Of course trench safety is a somewhat complicated issue that involves someone manually digging in the trench, someone operating a backhoe or other machinery, and those working around trenches as well. It’s virtually impossible to warn people of all the dangers of this type of job site, but some simple tips will help to avoid many potential problems.
Understand the Dirt
One problem with trench safety is that workers often assume they’re perfectly safe. Instead, assume the worst! Remember that when you excavate and pile dirt or soil around a trench, this isn’t like a block of cement that isn’t going to go anywhere. Assume that it could crumble around the trench, which is a very possible threat. This is even more true as you pile more dirt on, making it heavier and therefore more likely to crumble.
When working outside a trench, assume that the ground you’re working on could crumble under you unless it’s properly and securely braced. Don’t assume that you’re on solid ground just because you don’t feel it giving way underneath you.

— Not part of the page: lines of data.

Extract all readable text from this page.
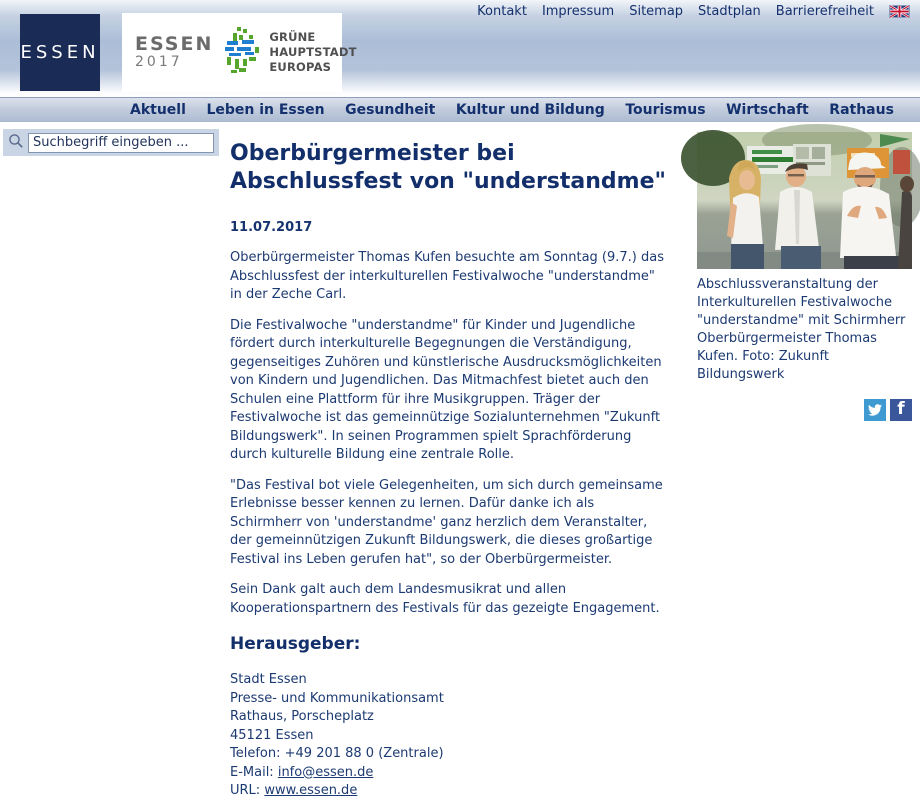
Kontakt Impressum Sitemap Stadtplan Barrierefreiheit
ESSEN ESSEN
2017
GRÜNE HAUPTSTADT
EUROPAS
Aktuell Leben in Essen Gesundheit Kultur und Bildung Tourismus Wirtschaft Rathaus
Suchbegriff eingeben ...
Oberbürgermeister bei Abschlussfest von "understandme"
11.07.2017

Oberbürgermeister Thomas Kufen besuchte am Sonntag (9.7.) das Abschlussfest der interkulturellen Festivalwoche "understandme" in der Zeche Carl.

Die Festivalwoche "understandme" für Kinder und Jugendliche fördert durch interkulturelle Begegnungen die Verständigung, gegenseitiges Zuhören und künstlerische Ausdrucksmöglichkeiten von Kindern und Jugendlichen. Das Mitmachfest bietet auch den Schulen eine Plattform für ihre Musikgruppen. Träger der Festivalwoche ist das gemeinnützige Sozialunternehmen "Zukunft Bildungswerk". In seinen Programmen spielt Sprachförderung durch kulturelle Bildung eine zentrale Rolle.

"Das Festival bot viele Gelegenheiten, um sich durch gemeinsame Erlebnisse besser kennen zu lernen. Dafür danke ich als Schirmherr von 'understandme' ganz herzlich dem Veranstalter, der gemeinnützigen Zukunft Bildungswerk, die dieses großartige Festival ins Leben gerufen hat", so der Oberbürgermeister.

Sein Dank galt auch dem Landesmusikrat und allen Kooperationspartnern des Festivals für das gezeigte Engagement.

Herausgeber:
Stadt Essen
Presse- und Kommunikationsamt
Rathaus, Porscheplatz
45121 Essen
Telefon: +49 201 88 0 (Zentrale)
E-Mail: info@essen.de
URL: www.essen.de
Abschlussveranstaltung der Interkulturellen Festivalwoche "understandme" mit Schirmherr Oberbürgermeister Thomas Kufen. Foto: Zukunft Bildungswerk
f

Remember that things like vibrations from a backhoe can cause the dirt to loosen and crumble under your feet, even if it seems secure. Always try to understand the worst about the dirt and soil on which you’re working, and this will add to your trench safety.
Remember the Basics About Trench Safety
Sometimes the most basic points are the ones that will save a person’s life or keep them from injury. For instance, is there a ladder or other quick means of exiting a trench in case it begins to cave in? Are braces added as the excavation weight becomes heavier?

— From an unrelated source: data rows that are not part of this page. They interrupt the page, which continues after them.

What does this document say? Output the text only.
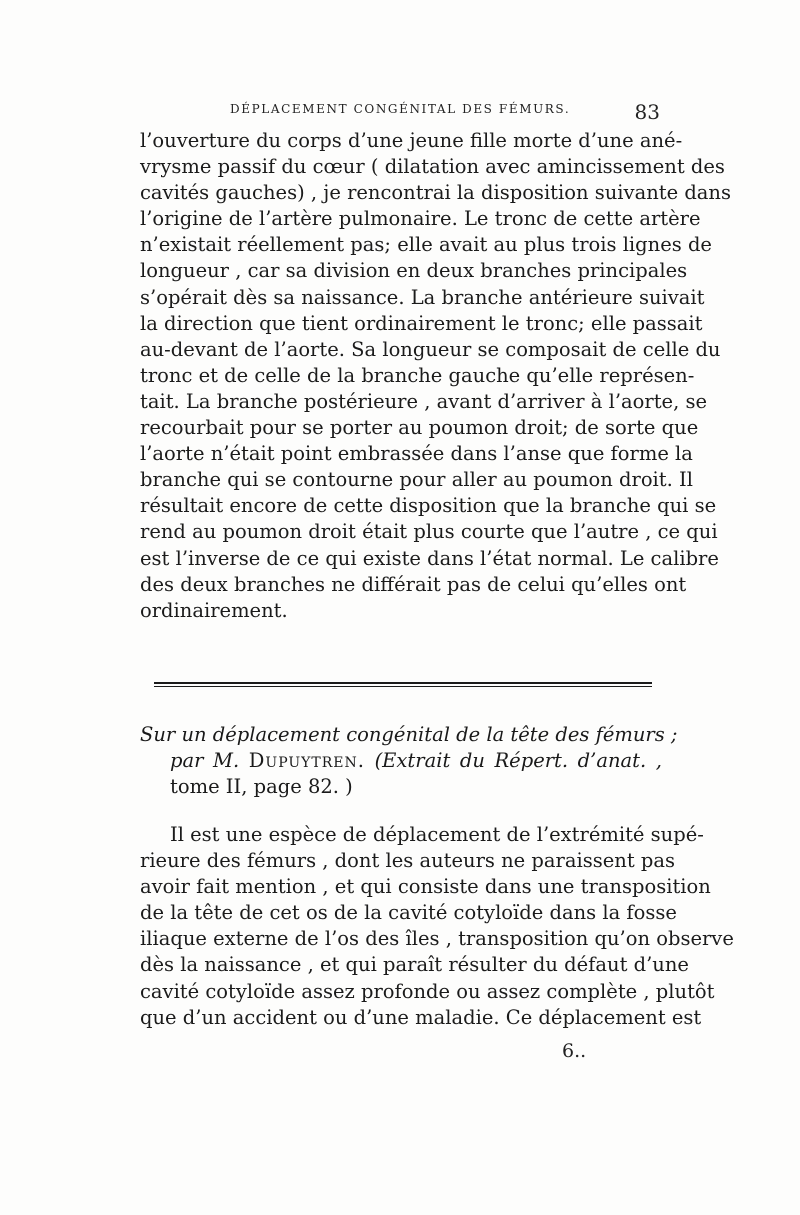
DÉPLACEMENT CONGÉNITAL DES FÉMURS.	83
l’ouverture du corps d’une jeune fille morte d’une ané-
vrysme passif du cœur ( dilatation avec amincissement des
cavités gauches) , je rencontrai la disposition suivante dans
l’origine de l’artère pulmonaire. Le tronc de cette artère
n’existait réellement pas; elle avait au plus trois lignes de
longueur , car sa division en deux branches principales
s’opérait dès sa naissance. La branche antérieure suivait
la direction que tient ordinairement le tronc; elle passait
au-devant de l’aorte. Sa longueur se composait de celle du
tronc et de celle de la branche gauche qu’elle représen-
tait. La branche postérieure , avant d’arriver à l’aorte, se
recourbait pour se porter au poumon droit; de sorte que
l’aorte n’était point embrassée dans l’anse que forme la
branche qui se contourne pour aller au poumon droit. Il
résultait encore de cette disposition que la branche qui se
rend au poumon droit était plus courte que l’autre , ce qui
est l’inverse de ce qui existe dans l’état normal. Le calibre
des deux branches ne différait pas de celui qu’elles ont
ordinairement.
Sur un déplacement congénital de la tête des fémurs ;
par M. Dupuytren. (Extrait du Répert. d’anat. ,
tome II, page 82. )
Il est une espèce de déplacement de l’extrémité supé-
rieure des fémurs , dont les auteurs ne paraissent pas
avoir fait mention , et qui consiste dans une transposition
de la tête de cet os de la cavité cotyloïde dans la fosse
iliaque externe de l’os des îles , transposition qu’on observe
dès la naissance , et qui paraît résulter du défaut d’une
cavité cotyloïde assez profonde ou assez complète , plutôt
que d’un accident ou d’une maladie. Ce déplacement est
6..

Consider too the shape of an excavation and how this adds or takes away from trench safety. A sloping back wall means less pressure on the excavation which means less of a chance of it caving in. Very tall trenches mean that there is more pressure on the walls of the excavation, which can contribute to a cave-in as well.
These things may seem very basic but they’re very important when it comes to trench safety. Often just remembering the simple things and taking a few minutes to put precautions in place are all that’s needed to keep workers safe and yes, even alive. Remembering these simple things and being sure to adhere to them on every jobsite can mean the difference between a safe jobsite or a dangerous one.